VAT falling on small business

vat 1Author: Keith Engel (Moneyweb).

Government needs to understand importance of not disrupting cash-flow.

The South African government has consistently expressed its support for small business. This support includes tax incentives. However, the point consistently missed is the critical need for the government not to disrupt cash-flow, which is far more important than any of the so-called tax incentives to date.

Most small businesses are involved in the service sector with human services being the key value-add.  Companies of this nature often make small-margins and must pay their employees monthly (or even weekly) to maintain business activity. Third-party inputs (e.g. small product purchases and third-party services) must also be paid within tight time-frames (e.g. at point of purchase or within 30 days).

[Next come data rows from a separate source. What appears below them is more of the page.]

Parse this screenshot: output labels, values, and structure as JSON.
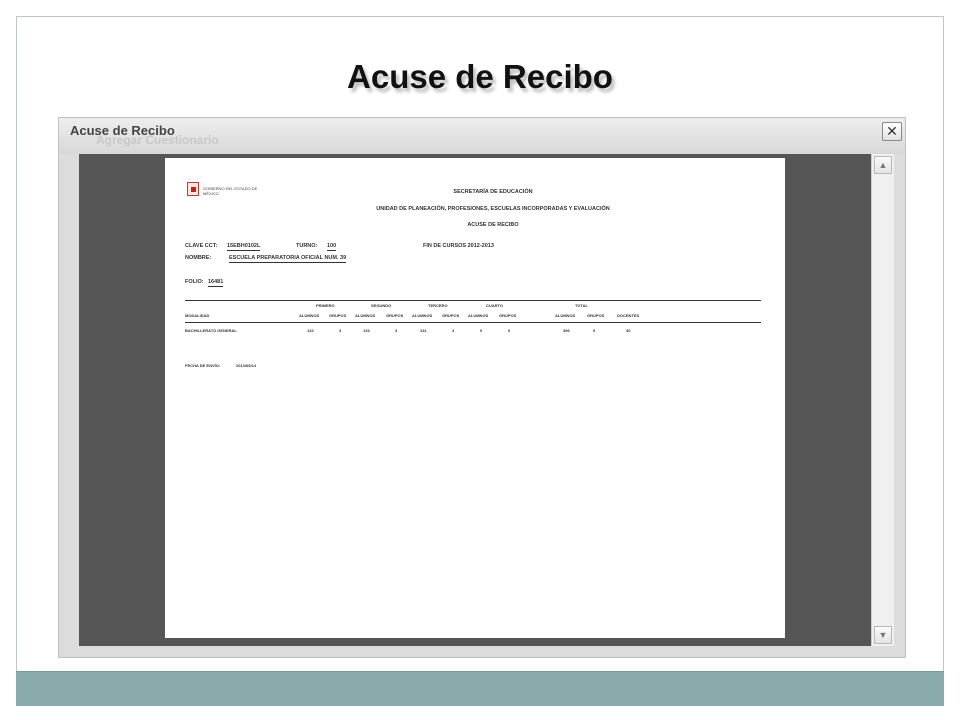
{
  "slide": {
    "title": "Acuse de Recibo"
  },
  "dialog": {
    "title": "Acuse de Recibo",
    "background_text": "Agregar Cuestionario",
    "close_glyph": "✕"
  },
  "document": {
    "logo_text": "GOBIERNO DEL ESTADO DE MÉXICO",
    "header_1": "SECRETARÍA DE EDUCACIÓN",
    "header_2": "UNIDAD DE PLANEACIÓN, PROFESIONES, ESCUELAS INCORPORADAS Y EVALUACIÓN",
    "header_3": "ACUSE DE RECIBO",
    "clave_label": "CLAVE CCT:",
    "clave_value": "15EBH0102L",
    "turno_label": "TURNO:",
    "turno_value": "100",
    "fin_cursos": "FIN DE CURSOS 2012-2013",
    "nombre_label": "NOMBRE:",
    "nombre_value": "ESCUELA PREPARATORIA OFICIAL NUM. 39",
    "folio_label": "FOLIO:",
    "folio_value": "16481",
    "group_headers": [
      "PRIMERO",
      "SEGUNDO",
      "TERCERO",
      "CUARTO",
      "TOTAL"
    ],
    "columns": [
      "MODALIDAD",
      "ALUMNOS",
      "GRUPOS",
      "ALUMNOS",
      "GRUPOS",
      "ALUMNOS",
      "GRUPOS",
      "ALUMNOS",
      "GRUPOS",
      "ALUMNOS",
      "GRUPOS",
      "DOCENTES"
    ],
    "row": [
      "BACHILLERATO GENERAL",
      "132",
      "3",
      "133",
      "3",
      "131",
      "3",
      "0",
      "0",
      "396",
      "9",
      "30"
    ],
    "fecha_label": "FECHA DE ENVÍO:",
    "fecha_value": "2013/05/14"
  },
  "colors": {
    "band": "#8aabab",
    "viewer_bg": "#555555"
  }
}
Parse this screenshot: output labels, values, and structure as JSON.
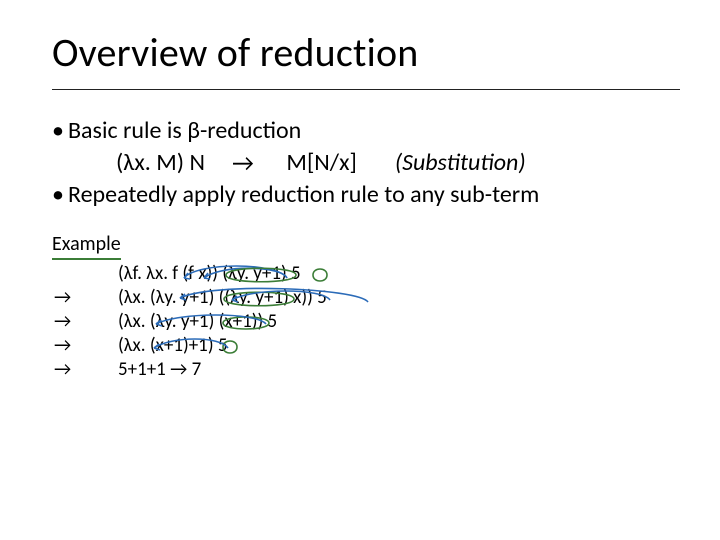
{
  "title": "Overview of reduction",
  "bullets": {
    "b1_mark": "•",
    "b1_text": "Basic rule is β-reduction",
    "rule_lhs": "(λx. M) N",
    "rule_arrow": "®",
    "rule_arrow_display": "→",
    "rule_rhs": "M[N/x]",
    "rule_label": "(Substitution)",
    "b2_mark": "•",
    "b2_text": "Repeatedly apply reduction rule to any sub-term"
  },
  "example": {
    "heading": "Example",
    "steps": [
      {
        "arrow": "",
        "text": "(λf.  λx. f (f x)) (λy. y+1) 5"
      },
      {
        "arrow": "→",
        "text": "(λx. (λy. y+1) ((λy. y+1) x)) 5"
      },
      {
        "arrow": "→",
        "text": "(λx. (λy. y+1) (x+1)) 5"
      },
      {
        "arrow": "→",
        "text": "(λx. (x+1)+1) 5"
      },
      {
        "arrow": "→",
        "text": "5+1+1 → 7"
      }
    ]
  }
}
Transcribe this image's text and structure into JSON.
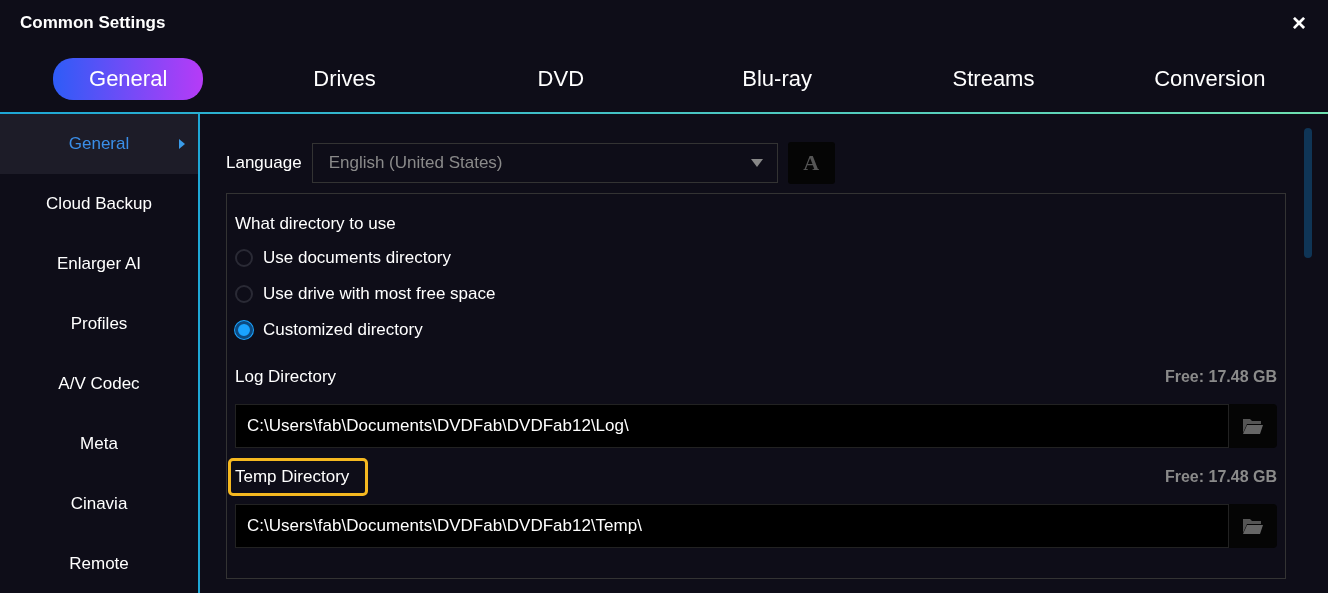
{
  "window": {
    "title": "Common Settings",
    "close": "×"
  },
  "tabs": [
    {
      "label": "General",
      "selected": true
    },
    {
      "label": "Drives",
      "selected": false
    },
    {
      "label": "DVD",
      "selected": false
    },
    {
      "label": "Blu-ray",
      "selected": false
    },
    {
      "label": "Streams",
      "selected": false
    },
    {
      "label": "Conversion",
      "selected": false
    }
  ],
  "sidebar": {
    "items": [
      {
        "label": "General",
        "selected": true
      },
      {
        "label": "Cloud Backup",
        "selected": false
      },
      {
        "label": "Enlarger AI",
        "selected": false
      },
      {
        "label": "Profiles",
        "selected": false
      },
      {
        "label": "A/V Codec",
        "selected": false
      },
      {
        "label": "Meta",
        "selected": false
      },
      {
        "label": "Cinavia",
        "selected": false
      },
      {
        "label": "Remote",
        "selected": false
      }
    ]
  },
  "language": {
    "label": "Language",
    "value": "English (United States)",
    "font_button": "A"
  },
  "directory_group": {
    "heading": "What directory to use",
    "options": [
      {
        "label": "Use documents directory",
        "selected": false
      },
      {
        "label": "Use drive with most free space",
        "selected": false
      },
      {
        "label": "Customized directory",
        "selected": true
      }
    ],
    "directories": [
      {
        "label": "Log Directory",
        "free": "Free: 17.48 GB",
        "path": "C:\\Users\\fab\\Documents\\DVDFab\\DVDFab12\\Log\\",
        "highlighted": false
      },
      {
        "label": "Temp Directory",
        "free": "Free: 17.48 GB",
        "path": "C:\\Users\\fab\\Documents\\DVDFab\\DVDFab12\\Temp\\",
        "highlighted": true
      }
    ]
  }
}
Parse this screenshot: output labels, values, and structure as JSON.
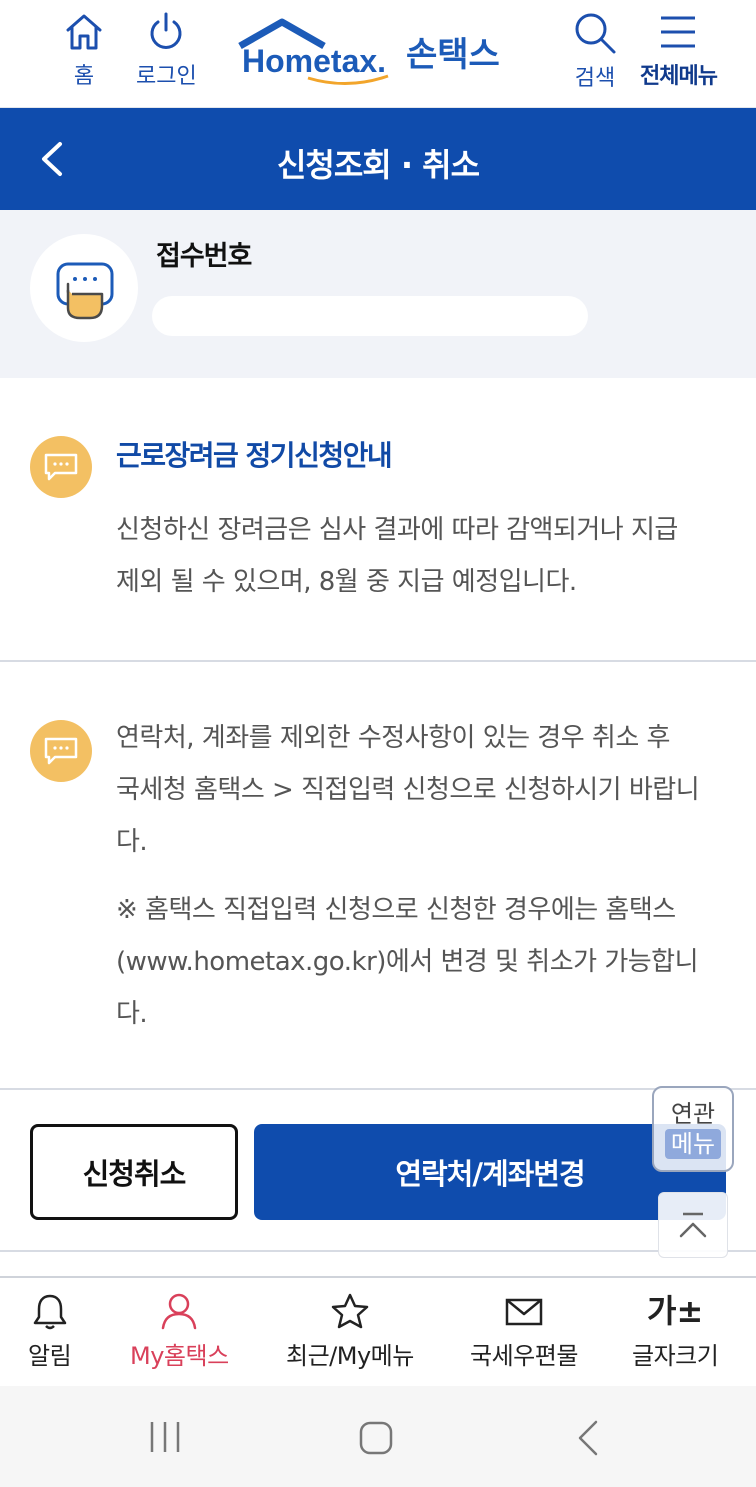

On the other hand, receipts are often delayed due to the lack of economic power.  Small businesses simply lack the resources and the uniqueness of product to enforce prompt payment, especially when dealing with organisations larger than themselves.  It is not unknown for the South African government and its public entities to make payment from six months to a year after small business services are performed.  Larger companies typically pay small business last in queue with payments being delayed as much as 90 days. Even transactions between small businesses can be problematic if the small business client delays payments due to cash-flow difficulties.

It is against this background that the longstanding VAT invoice method for small business companies is so problematic. Under the bi-monthly system, VAT will often become due to SARS even though cash receipts are delayed or lacking.  The net result is an inevitable cash short-fall.  The small business owner is then left with three difficult choices:

  • delay payment to employees and watch their business disintegrate;
  • delay payment to SARS at significant cost (e.g. penalties, interest and administrative hassle); or
  • obtain expensive short-term bridge financing from lender subject to high-interest charges.